Une affirmation identitaire

Le 7 août dernier, le conseil municipal de Lacour-d'Arcenay (Côte-d'Or, 132 habitants) a adopté à l'unanimité la délibération définissant son gentilé : les Lacourcenays. « Quand les touristes posaient la question, on ne savait pas quoi leur répondre », explique le maire, Gérard Blandin. L'édile avait pris soin d'adresser un courrier à l'ensemble de ses administrés pour les inviter à formuler des suggestions. 13 réponses lui étaient parvenues. Avec les réformes territoriales, nombre de collectivités sont aujourd'hui en quête de repositionnement identitaire. L'adoption d'un gentilé constitue alors un enjeu de communication. Pour le chercheur Salih Akin (CNRS, Université de Rouen), une telle opération « s'inscrit dans un processus d'individualisation linguistique : faire émerger une identité collectiveterritoriale à partir d'un découpage administratif » [1]. Les intercommunalités n'y échappent pas. La communauté d'agglomération Porte de l'Isère (22 communes, 104941 habitants), communément désignée par son acronyme, la CAPI, s'est dotée d'un gentilé via un vote sur son site internet : Capisérois.

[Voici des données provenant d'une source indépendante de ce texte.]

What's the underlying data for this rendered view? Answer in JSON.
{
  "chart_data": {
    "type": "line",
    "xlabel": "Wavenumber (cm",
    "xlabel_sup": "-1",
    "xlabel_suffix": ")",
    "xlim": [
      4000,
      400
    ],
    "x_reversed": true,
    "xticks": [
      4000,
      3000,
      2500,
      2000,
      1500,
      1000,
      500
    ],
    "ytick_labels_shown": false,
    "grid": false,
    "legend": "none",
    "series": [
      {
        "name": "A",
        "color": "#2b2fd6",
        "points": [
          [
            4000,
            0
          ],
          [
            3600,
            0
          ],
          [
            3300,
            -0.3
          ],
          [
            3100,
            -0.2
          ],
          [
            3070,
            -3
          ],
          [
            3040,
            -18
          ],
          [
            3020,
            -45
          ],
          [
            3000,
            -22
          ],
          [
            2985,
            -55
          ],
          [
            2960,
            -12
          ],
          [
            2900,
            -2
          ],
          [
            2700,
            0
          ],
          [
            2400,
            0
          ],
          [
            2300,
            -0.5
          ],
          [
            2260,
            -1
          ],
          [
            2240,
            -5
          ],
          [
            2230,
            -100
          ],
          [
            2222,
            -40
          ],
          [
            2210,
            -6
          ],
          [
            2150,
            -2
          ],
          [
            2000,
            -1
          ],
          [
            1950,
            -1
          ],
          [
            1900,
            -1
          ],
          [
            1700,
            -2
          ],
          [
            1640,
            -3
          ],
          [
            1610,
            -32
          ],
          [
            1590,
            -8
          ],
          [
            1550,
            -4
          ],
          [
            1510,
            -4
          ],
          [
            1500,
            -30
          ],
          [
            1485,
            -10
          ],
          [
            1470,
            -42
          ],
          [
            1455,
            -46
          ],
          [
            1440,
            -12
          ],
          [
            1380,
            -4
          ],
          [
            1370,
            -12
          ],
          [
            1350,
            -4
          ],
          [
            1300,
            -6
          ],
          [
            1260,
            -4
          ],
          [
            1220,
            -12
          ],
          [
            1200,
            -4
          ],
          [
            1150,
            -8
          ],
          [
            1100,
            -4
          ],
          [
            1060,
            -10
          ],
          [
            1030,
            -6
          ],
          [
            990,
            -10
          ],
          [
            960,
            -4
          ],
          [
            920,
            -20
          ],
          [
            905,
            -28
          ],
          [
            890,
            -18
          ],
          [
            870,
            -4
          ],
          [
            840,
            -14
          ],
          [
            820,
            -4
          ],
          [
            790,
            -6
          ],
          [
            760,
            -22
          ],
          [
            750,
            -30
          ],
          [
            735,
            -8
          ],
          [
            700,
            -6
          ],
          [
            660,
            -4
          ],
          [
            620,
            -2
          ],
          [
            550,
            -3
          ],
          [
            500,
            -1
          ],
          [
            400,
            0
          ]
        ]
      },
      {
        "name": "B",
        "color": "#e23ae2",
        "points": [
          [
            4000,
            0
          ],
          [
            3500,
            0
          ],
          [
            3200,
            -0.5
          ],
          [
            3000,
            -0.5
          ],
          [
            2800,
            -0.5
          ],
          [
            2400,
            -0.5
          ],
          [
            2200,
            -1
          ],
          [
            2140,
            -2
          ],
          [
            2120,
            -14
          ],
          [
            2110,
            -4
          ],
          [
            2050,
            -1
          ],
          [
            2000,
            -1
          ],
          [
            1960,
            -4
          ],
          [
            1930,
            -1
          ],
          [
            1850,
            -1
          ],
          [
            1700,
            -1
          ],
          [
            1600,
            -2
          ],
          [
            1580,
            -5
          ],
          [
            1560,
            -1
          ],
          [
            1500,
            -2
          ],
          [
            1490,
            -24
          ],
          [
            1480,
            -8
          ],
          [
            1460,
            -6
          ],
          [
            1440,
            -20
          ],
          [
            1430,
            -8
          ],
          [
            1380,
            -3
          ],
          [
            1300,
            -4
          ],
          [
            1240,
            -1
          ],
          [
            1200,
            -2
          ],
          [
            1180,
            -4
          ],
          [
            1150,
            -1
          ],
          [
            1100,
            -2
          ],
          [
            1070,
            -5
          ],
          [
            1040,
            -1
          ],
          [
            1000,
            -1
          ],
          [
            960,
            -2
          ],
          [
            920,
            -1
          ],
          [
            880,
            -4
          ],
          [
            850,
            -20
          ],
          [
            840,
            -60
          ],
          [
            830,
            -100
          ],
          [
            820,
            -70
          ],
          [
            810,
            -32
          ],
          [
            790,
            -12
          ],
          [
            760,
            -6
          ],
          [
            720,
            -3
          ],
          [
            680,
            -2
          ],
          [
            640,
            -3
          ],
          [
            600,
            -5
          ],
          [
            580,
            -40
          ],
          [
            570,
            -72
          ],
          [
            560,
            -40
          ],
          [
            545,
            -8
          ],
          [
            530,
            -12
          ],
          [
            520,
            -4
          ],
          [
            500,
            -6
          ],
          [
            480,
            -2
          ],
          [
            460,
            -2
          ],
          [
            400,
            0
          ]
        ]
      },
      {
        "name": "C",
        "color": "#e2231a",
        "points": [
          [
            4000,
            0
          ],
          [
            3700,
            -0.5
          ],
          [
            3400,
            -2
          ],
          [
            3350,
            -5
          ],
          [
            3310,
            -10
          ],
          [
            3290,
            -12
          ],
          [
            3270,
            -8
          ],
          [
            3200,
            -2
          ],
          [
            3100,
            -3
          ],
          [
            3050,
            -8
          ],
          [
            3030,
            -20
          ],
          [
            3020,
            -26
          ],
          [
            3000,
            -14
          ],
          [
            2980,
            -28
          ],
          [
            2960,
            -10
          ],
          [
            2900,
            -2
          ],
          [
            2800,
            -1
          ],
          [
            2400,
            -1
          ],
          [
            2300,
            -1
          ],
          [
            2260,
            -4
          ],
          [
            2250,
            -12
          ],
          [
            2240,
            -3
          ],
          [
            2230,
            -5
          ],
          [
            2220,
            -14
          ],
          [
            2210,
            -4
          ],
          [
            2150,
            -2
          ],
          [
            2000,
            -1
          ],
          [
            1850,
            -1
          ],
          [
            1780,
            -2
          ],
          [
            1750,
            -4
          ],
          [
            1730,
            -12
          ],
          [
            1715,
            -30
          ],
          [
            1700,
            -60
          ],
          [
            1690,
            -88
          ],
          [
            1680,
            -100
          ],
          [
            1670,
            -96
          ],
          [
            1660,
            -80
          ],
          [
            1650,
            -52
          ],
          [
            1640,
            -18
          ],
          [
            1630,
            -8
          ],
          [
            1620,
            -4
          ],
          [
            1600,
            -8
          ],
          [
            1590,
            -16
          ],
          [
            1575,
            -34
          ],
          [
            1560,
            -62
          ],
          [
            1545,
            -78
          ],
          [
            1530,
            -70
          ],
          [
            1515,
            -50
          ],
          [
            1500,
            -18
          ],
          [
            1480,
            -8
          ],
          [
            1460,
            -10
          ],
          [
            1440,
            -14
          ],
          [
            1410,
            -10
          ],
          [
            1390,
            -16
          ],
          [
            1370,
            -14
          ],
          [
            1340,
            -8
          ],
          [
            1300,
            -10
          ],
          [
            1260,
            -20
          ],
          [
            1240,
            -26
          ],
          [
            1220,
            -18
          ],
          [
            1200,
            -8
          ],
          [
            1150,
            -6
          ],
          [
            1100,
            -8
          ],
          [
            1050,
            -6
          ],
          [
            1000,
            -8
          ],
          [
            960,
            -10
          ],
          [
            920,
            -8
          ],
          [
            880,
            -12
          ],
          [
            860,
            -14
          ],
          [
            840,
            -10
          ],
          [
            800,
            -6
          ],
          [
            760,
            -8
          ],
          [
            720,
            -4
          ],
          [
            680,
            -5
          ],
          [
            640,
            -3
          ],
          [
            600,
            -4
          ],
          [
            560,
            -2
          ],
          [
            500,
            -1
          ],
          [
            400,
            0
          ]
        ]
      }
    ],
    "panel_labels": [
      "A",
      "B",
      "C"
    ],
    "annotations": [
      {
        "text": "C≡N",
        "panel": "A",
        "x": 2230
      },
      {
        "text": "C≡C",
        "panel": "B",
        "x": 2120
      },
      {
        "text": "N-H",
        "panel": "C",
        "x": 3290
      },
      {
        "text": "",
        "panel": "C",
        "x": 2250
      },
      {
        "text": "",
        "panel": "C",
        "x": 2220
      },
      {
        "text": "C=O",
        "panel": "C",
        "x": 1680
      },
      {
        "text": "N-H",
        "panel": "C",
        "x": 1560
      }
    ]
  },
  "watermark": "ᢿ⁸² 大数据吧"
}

La méthode unanimement utilisée par les collectivités est elle-même révélatrice d'un processus de communication par auto-désignation :
  1. Appel à suggestions spontanées auprès de la population;
  2. Sélection de 3 à 5 gentilés possibles par un « comité de sages » associant communicants et latinistes distingués;
  3. Invitation des habitants à sélectionner leur gentilé par un vote en ligne sur le site de la collectivité;
  4. Validation de l'option majoritaire par délibération.
Le gentilé, devenu « officiel », est ensuite relayé par les supports institutionnels de la collectivité et les discours des élus, les médias contribuant à sa notoriété par son attribution aux équipes sportives. À condition que le public s'en empare.

Jean-Luc Bally
[1] Salih AKIN, « Comment dériver un gentilé à partir d'un toponyme ? », Presses universitaires de Rennes, Cahiers de sociolinguistique, 2006, n° 11, p. 63 à 80.